Image courtesy of the Missouri Department of Corrections

Supplies of drugs used in executions largely dried up when European manufacturers, who were the chief supplier, refused to supply the treatments for such purposes.

Buzzfeed News reports that since 2014, Missouri has paid $135,000, sometimes in cash payments, to suburban St. Louis pharmacy Foundation Care for vials of pentobarbital to use in executions.  Foundation Care was recently sold to St. Louis based healthcare provider Centene Corporation.

Buzzfeed News says before it published its story, Centene declined to comment, but that afterword the company claimed that under its ownership, Foundation Care has not and will not supply pharmaceutical products for use in executions.  The media outlet says two anonymous sources confirm Missouri used Foundation Care’s drugs for 17 executions.

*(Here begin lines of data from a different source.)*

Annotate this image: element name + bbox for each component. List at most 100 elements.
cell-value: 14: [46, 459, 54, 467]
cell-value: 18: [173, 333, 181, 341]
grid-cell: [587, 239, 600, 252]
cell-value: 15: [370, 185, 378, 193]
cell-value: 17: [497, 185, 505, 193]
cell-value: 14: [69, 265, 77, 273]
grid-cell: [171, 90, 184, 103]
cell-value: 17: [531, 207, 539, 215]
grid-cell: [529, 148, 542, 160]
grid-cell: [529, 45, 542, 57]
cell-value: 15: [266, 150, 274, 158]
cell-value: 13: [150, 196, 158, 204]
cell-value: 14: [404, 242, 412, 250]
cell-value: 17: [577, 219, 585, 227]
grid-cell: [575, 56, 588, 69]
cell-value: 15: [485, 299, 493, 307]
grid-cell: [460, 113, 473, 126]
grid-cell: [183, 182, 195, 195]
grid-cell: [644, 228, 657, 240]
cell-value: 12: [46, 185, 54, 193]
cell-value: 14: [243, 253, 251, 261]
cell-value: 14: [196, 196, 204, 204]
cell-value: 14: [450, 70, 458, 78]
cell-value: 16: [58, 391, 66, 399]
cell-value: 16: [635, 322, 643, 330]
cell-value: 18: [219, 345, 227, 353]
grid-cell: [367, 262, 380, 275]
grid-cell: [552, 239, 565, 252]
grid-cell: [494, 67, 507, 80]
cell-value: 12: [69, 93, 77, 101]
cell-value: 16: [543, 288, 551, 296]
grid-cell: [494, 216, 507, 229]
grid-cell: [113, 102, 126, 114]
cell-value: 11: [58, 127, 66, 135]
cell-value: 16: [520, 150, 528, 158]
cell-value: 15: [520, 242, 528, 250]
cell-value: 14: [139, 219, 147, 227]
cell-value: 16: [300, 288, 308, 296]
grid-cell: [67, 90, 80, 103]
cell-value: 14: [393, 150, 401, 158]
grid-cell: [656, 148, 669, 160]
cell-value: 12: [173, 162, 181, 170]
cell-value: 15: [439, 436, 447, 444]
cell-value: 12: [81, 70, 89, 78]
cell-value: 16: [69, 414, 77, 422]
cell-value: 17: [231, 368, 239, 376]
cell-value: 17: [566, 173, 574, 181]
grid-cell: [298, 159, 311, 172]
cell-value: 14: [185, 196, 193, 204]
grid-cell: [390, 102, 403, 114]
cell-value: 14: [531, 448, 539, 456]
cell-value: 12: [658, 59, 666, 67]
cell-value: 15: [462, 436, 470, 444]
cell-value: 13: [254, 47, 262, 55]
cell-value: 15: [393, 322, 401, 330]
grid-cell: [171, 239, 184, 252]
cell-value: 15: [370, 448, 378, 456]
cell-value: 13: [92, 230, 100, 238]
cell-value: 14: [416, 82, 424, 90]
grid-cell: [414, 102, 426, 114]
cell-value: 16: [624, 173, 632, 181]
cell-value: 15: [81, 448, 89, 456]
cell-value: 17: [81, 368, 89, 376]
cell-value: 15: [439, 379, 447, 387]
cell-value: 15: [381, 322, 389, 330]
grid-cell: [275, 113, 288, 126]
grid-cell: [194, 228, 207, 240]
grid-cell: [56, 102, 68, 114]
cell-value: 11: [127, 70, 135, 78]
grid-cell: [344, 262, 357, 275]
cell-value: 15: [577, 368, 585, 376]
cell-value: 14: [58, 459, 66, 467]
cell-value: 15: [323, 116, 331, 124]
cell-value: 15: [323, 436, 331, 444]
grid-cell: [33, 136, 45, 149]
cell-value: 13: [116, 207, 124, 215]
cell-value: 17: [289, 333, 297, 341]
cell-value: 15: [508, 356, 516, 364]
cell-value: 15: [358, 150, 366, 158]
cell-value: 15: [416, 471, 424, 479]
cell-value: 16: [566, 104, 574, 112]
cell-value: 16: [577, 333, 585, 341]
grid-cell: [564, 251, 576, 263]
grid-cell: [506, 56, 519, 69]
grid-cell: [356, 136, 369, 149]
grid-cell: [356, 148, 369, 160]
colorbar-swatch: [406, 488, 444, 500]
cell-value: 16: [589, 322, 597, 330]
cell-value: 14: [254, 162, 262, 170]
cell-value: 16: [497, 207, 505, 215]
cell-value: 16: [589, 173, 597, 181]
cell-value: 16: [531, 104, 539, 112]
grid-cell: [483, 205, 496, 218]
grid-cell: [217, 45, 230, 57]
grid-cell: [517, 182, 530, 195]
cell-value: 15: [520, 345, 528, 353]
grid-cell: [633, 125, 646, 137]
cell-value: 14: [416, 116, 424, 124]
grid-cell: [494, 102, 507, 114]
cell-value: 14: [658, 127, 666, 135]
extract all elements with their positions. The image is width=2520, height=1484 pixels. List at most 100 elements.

The Associated Press reported that the Department of Corrections declined to comment on the report from Buzzfeed News and on Centene’s promise never to provide execution drugs.

A web search finds that Foundation Care has offered compounding services, meaning it mixes individual ingredients together to provide the exact strength and dosage of drugs needed for an application.

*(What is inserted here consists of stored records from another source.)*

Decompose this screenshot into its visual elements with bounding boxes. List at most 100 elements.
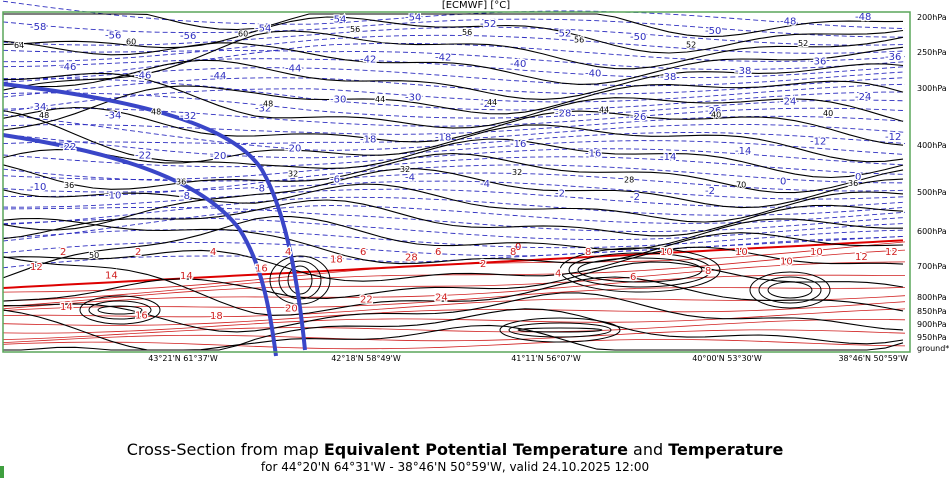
temperature-label: 10 bbox=[810, 247, 823, 258]
isotherm-below-freezing bbox=[2, 49, 906, 70]
theta-e-closed-contour bbox=[88, 300, 152, 320]
temperature-label: -14 bbox=[735, 146, 751, 157]
location-label: 43°21'N 61°37'W bbox=[148, 354, 218, 363]
temperature-label: 16 bbox=[255, 263, 268, 274]
theta-e-isoline bbox=[2, 80, 904, 131]
temperature-label: -26 bbox=[705, 106, 721, 117]
temperature-label: -40 bbox=[585, 69, 601, 80]
theta-e-label: 70 bbox=[736, 181, 746, 190]
temperature-label: -54 bbox=[330, 14, 346, 25]
pressure-level-label: 800hPa bbox=[917, 293, 947, 302]
isotherm-below-freezing bbox=[2, 164, 906, 197]
isotherm-below-freezing bbox=[2, 92, 906, 119]
temperature-label: 0 bbox=[855, 172, 861, 183]
location-label: 41°11'N 56°07'W bbox=[511, 354, 581, 363]
theta-e-closed-contour bbox=[559, 247, 721, 293]
temperature-label: 6 bbox=[630, 272, 636, 283]
isotherm-below-freezing bbox=[2, 78, 906, 111]
theta-e-isoline bbox=[3, 13, 904, 38]
pressure-level-label: 300hPa bbox=[917, 84, 947, 93]
theta-e-isoline bbox=[2, 40, 904, 85]
isotherm-above-freezing bbox=[2, 249, 906, 302]
temperature-label: -32 bbox=[180, 111, 196, 122]
temperature-labels: -58-56 -56-54-54 -54-52-52 -50-50-48 -48-46-… bbox=[29, 11, 903, 324]
isotherm-below-freezing bbox=[2, 115, 906, 135]
temperature-label: -38 bbox=[660, 72, 676, 83]
theta-e-isoline bbox=[2, 72, 904, 129]
location-label: 42°18'N 58°49'W bbox=[331, 354, 401, 363]
theta-e-closed-contour bbox=[758, 276, 822, 304]
temperature-label: 12 bbox=[885, 247, 898, 258]
temperature-label: -30 bbox=[330, 94, 346, 105]
temperature-label: 2 bbox=[60, 247, 66, 258]
theta-e-label: 64 bbox=[14, 41, 24, 50]
location-axis-labels: 43°21'N 61°37'W 42°18'N 58°49'W 41°11'N 56… bbox=[148, 354, 908, 363]
isotherm-below-freezing bbox=[2, 67, 906, 87]
source-label: [ECMWF] [°C] bbox=[441, 0, 511, 11]
temperature-label: -54 bbox=[405, 12, 421, 23]
temperature-label: 4 bbox=[210, 247, 216, 258]
temperature-label: -22 bbox=[135, 150, 151, 161]
location-label: 38°46'N 50°59'W bbox=[838, 354, 908, 363]
isotherm-below-freezing bbox=[2, 168, 906, 192]
temperature-label: -30 bbox=[405, 92, 421, 103]
theta-e-label: 48 bbox=[263, 100, 273, 109]
theta-e-closed-contour bbox=[568, 252, 712, 288]
freezing-level-line bbox=[2, 239, 904, 289]
temperature-label: 22 bbox=[360, 294, 373, 305]
temperature-label: 14 bbox=[180, 271, 193, 282]
title-prefix: Cross-Section from map bbox=[126, 440, 324, 459]
pressure-level-label: ground* bbox=[917, 344, 949, 353]
theta-e-isoline bbox=[2, 30, 904, 91]
temperature-label: -12 bbox=[885, 132, 901, 143]
pressure-level-label: 900hPa bbox=[917, 320, 947, 329]
theta-e-label: 44 bbox=[599, 105, 609, 114]
temperature-label: -12 bbox=[810, 137, 826, 148]
isotherm-below-freezing bbox=[2, 42, 906, 81]
temperature-label: -46 bbox=[135, 70, 151, 81]
isotherm-below-freezing bbox=[2, 0, 906, 30]
temperature-label: -28 bbox=[480, 99, 496, 110]
isotherm-above-freezing bbox=[2, 274, 905, 310]
temperature-label: -2 bbox=[555, 189, 565, 200]
plot-background bbox=[3, 12, 910, 352]
theta-e-label: 56 bbox=[574, 35, 584, 44]
temperature-label: -24 bbox=[855, 92, 871, 103]
isotherm-below-freezing bbox=[2, 148, 906, 168]
isotherm-below-freezing bbox=[2, 235, 906, 257]
temperature-label: -26 bbox=[630, 112, 646, 123]
pressure-level-label: 400hPa bbox=[917, 141, 947, 150]
theta-e-closed-contour bbox=[767, 281, 813, 299]
temperature-label: -46 bbox=[60, 62, 76, 73]
theta-e-closed-contour bbox=[508, 322, 612, 338]
theta-e-isoline bbox=[2, 309, 904, 351]
isotherm-below-freezing bbox=[2, 156, 906, 180]
theta-e-closed-contour bbox=[577, 257, 703, 283]
theta-e-isoline bbox=[2, 246, 904, 282]
title-connector: and bbox=[627, 440, 669, 459]
pressure-level-label: 600hPa bbox=[917, 227, 947, 236]
temperature-label: -58 bbox=[30, 22, 46, 33]
temperature-label: -48 bbox=[855, 12, 871, 23]
temperature-label: -20 bbox=[285, 143, 301, 154]
temperature-label: -8 bbox=[255, 183, 265, 194]
temperature-label: 6 bbox=[360, 247, 366, 258]
thick-highlight-line bbox=[2, 133, 278, 357]
temperature-label: 10 bbox=[660, 247, 673, 258]
temperature-label: 14 bbox=[105, 270, 118, 281]
theta-e-isoline bbox=[2, 292, 904, 333]
temperature-label: -16 bbox=[585, 149, 601, 160]
temperature-label: 16 bbox=[135, 310, 148, 321]
temperature-label: 28 bbox=[405, 252, 418, 263]
theta-e-closed-contour bbox=[517, 327, 603, 333]
pressure-level-label: 950hPa bbox=[917, 333, 947, 342]
theta-e-isoline bbox=[2, 124, 904, 164]
temperature-label: -54 bbox=[255, 23, 271, 34]
temperature-label: 2 bbox=[480, 259, 486, 270]
pressure-level-label: 200hPa bbox=[917, 13, 947, 22]
temperature-label: -36 bbox=[810, 57, 826, 68]
temperature-label: 6 bbox=[435, 247, 441, 258]
temperature-label: -52 bbox=[555, 29, 571, 40]
pressure-level-label: 850hPa bbox=[917, 307, 947, 316]
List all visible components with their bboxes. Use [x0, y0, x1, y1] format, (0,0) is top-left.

According to the Death Penalty Information Center, compounding pharmacies do not face the same approval process for their products that large manufacturers face, leading to concerns about the safety and efficacy of their products.

A state appeals court rejected a lawsuit over how Missouri obtains its lethal injection drug in 2016.  The suit claimed Missouri was breaking state and federal law by using an illegal prescription to access pentobarbital from a compounding pharmacy.

Attorney Justin Gelfand, who represented the plaintiffs, said at the time that the Department of Corrections was unlawfully using a copied version of the drug because its manufacturer won’t sell it for the purpose of executing people.

The suit also claimed the state was using the drug without proper authorization because its physicians are given no discretion over whether or not to issue the prescription.